The Stoat; a small fluffy animal by looks but a ferocious predator and relentless by nature. The Stoat is said to pose a threat to wildlife of international importance so much so that there has been funding of £6,000,000 to completely eradicate them from the Orkney Islands, as it is currently an invasive species impacting the ecosystem and balance that exists on the islands.
The Orkney’s are a chain of small islands located off the coast of Northern Scotland, famous for being home to a large number of priority bird species including; Puffins, Kittiwakes, Tysties and many more. Stoats did not inhabit the Orkney islands until 2010 and it is for this reason ground nesting birds (prey of the Stoat) thrived. Ever since the discovery of Stoats on Orkney, the number of birds successfully fledging has dropped dramatically. This has given the islands cause for concern and reason to do something about the invasive species threatening the natural wildlife which call the Orkneys home.
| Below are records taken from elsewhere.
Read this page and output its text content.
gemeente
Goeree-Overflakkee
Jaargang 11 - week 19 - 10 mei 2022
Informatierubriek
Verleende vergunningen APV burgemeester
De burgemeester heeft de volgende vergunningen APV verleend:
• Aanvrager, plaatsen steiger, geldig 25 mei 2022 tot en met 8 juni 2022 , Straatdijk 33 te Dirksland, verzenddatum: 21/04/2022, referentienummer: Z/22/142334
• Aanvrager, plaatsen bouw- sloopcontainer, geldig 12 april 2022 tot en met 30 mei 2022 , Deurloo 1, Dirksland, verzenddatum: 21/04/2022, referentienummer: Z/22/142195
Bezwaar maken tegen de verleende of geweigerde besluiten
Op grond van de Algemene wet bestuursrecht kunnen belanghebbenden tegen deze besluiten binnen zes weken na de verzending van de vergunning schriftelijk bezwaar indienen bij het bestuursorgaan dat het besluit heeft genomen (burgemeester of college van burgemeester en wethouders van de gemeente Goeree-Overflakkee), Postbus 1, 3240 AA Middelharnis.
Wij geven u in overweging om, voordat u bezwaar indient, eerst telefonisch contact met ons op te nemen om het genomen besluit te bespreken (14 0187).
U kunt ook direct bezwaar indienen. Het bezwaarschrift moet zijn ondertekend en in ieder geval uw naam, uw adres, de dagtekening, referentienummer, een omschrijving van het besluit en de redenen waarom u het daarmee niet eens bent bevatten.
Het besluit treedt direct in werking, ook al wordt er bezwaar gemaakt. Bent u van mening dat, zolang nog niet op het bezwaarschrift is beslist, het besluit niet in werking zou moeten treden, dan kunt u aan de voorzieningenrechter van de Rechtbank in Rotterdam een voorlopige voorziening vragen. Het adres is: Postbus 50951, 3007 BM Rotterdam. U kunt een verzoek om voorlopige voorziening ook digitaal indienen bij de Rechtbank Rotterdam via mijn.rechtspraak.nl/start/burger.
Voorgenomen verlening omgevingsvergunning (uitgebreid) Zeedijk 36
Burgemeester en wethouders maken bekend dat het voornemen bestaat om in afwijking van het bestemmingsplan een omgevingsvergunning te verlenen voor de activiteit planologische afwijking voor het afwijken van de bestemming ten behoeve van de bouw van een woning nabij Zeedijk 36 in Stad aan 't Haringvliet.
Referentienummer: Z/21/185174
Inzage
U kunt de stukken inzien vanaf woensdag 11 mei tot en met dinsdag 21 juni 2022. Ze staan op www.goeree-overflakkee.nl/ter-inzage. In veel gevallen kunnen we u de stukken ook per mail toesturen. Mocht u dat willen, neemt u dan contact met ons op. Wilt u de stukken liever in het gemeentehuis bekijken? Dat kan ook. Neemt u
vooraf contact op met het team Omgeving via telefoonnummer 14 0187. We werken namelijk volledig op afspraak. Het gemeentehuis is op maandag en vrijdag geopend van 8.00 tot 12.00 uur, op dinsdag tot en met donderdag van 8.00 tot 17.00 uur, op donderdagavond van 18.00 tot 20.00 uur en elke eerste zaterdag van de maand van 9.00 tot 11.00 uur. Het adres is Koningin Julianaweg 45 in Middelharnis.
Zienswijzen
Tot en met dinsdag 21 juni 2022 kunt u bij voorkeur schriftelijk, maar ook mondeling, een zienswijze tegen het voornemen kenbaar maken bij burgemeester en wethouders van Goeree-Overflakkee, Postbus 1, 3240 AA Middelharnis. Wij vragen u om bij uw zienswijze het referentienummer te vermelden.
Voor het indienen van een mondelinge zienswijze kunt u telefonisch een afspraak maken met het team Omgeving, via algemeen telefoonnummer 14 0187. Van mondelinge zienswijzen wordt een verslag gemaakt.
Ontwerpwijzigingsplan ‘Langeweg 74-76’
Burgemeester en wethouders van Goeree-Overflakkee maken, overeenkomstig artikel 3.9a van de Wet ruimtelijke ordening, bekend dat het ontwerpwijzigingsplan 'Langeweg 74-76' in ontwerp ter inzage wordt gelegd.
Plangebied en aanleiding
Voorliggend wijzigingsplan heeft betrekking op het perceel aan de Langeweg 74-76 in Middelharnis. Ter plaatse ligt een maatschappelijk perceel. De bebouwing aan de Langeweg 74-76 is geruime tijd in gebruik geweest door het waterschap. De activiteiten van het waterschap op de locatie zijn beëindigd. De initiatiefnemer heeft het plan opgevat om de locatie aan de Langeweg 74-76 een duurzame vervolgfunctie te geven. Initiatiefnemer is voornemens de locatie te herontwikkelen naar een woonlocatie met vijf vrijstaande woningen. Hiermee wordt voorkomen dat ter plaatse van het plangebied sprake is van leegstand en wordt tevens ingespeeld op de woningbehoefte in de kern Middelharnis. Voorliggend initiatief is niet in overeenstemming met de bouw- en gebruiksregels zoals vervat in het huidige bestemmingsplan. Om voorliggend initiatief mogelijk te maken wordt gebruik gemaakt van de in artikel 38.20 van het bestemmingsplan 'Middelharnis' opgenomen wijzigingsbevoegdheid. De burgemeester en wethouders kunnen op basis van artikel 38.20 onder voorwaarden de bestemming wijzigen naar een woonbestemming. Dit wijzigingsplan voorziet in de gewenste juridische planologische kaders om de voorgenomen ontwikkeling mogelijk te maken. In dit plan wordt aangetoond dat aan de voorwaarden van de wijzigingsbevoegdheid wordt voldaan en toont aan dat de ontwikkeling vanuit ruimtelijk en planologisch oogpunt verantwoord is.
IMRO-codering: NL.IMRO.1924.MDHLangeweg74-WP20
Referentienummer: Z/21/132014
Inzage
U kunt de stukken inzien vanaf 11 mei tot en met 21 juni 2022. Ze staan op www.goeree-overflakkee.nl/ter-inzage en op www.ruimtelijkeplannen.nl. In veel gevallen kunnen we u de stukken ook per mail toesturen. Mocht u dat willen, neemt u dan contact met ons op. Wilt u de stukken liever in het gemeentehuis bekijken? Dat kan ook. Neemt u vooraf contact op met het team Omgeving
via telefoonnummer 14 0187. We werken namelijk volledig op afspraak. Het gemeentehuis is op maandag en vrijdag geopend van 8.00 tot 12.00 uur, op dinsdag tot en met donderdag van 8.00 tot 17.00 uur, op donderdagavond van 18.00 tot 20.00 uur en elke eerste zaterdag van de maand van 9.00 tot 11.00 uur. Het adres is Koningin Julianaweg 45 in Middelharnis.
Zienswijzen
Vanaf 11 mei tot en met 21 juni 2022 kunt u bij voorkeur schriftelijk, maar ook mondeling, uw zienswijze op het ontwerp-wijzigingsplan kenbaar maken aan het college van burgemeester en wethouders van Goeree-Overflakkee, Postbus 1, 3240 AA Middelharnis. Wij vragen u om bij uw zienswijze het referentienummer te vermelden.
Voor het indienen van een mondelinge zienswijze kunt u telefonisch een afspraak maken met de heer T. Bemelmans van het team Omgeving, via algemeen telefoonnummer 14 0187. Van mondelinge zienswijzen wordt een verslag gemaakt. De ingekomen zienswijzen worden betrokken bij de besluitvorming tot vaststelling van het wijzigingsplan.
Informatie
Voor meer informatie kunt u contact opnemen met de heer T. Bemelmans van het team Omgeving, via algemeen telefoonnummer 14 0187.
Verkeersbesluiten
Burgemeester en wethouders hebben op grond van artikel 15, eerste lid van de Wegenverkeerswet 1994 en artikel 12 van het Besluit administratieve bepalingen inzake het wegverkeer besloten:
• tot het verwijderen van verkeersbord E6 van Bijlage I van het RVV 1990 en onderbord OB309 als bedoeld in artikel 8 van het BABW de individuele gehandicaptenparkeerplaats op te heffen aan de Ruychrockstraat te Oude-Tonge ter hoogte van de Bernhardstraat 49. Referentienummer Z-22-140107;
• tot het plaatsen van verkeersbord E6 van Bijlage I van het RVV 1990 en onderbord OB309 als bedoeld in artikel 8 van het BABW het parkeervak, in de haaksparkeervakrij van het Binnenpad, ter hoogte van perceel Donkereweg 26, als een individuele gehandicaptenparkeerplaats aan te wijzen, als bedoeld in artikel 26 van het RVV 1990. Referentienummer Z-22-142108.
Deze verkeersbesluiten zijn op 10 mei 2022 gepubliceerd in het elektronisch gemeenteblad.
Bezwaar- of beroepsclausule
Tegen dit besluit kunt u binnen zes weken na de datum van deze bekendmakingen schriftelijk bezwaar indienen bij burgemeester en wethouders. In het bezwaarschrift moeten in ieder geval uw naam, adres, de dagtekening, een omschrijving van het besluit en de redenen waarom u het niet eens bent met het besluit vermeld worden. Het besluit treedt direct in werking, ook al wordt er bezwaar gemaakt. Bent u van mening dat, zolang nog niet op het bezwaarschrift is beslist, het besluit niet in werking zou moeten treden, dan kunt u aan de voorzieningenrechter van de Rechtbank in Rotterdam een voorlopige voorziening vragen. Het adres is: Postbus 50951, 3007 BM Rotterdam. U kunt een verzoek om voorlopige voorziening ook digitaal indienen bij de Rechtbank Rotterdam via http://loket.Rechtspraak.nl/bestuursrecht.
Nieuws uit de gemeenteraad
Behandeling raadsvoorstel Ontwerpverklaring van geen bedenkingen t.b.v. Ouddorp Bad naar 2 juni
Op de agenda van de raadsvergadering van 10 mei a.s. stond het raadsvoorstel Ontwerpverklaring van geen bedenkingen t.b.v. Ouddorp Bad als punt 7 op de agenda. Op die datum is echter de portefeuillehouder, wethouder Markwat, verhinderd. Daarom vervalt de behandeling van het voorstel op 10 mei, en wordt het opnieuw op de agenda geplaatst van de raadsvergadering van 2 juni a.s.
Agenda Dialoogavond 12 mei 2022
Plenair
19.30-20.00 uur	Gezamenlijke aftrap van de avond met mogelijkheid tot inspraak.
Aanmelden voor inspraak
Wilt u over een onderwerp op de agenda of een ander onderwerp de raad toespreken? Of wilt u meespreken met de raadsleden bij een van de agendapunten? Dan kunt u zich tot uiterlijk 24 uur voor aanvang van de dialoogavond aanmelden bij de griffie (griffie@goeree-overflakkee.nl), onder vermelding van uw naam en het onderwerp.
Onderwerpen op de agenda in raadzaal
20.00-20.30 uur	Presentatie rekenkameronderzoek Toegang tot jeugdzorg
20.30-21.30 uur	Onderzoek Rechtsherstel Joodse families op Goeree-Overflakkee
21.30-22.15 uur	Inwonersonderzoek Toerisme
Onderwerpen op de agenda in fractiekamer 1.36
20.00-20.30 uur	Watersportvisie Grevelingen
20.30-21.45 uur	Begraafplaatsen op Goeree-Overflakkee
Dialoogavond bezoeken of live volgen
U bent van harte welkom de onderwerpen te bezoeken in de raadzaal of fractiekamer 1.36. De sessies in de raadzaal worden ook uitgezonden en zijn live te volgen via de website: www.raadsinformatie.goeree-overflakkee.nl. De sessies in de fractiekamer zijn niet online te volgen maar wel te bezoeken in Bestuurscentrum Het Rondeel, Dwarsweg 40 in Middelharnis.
The large amount of money injected into the island is going to fund 16,000 traps, the training of specialist ‘Stoat dogs’ and the cost of labour to check and maintain the traps according to regulation. The aim is to completely eradicate Stoats from the Orkney Islands and to ensure they do not return.
Possibly the most unbelievable thing about this project isn’t the amount of money being given to solve the problem, it is the fact that the RSPB whom state on their website; “Together we can give nature the home it needs” are a joint partner in this complete eradication of a species, joining up with SNH and the Orkney Islands Council. We never thought the day would come that the RSPB would be involved, let alone be a lead partner in eradicating one species by lethal means! Do we sense the RSPB changing its views on the importance of predator control, we don’t think so but it could certainly be a step in the right direction. Perhaps it is poignant to remember that without proper management of predator species in order to protect the ground nesting birds of the UK, more and more areas may experience such a severe decline, that an effort to completely eradicate a species in the only way forward. The cost and practicalities of this differ greatly on the mainland compared to a small chain of Islands, but the threat still remains and highlights the importance of being able to control a species which severely threatens a number of more vulnerable ones.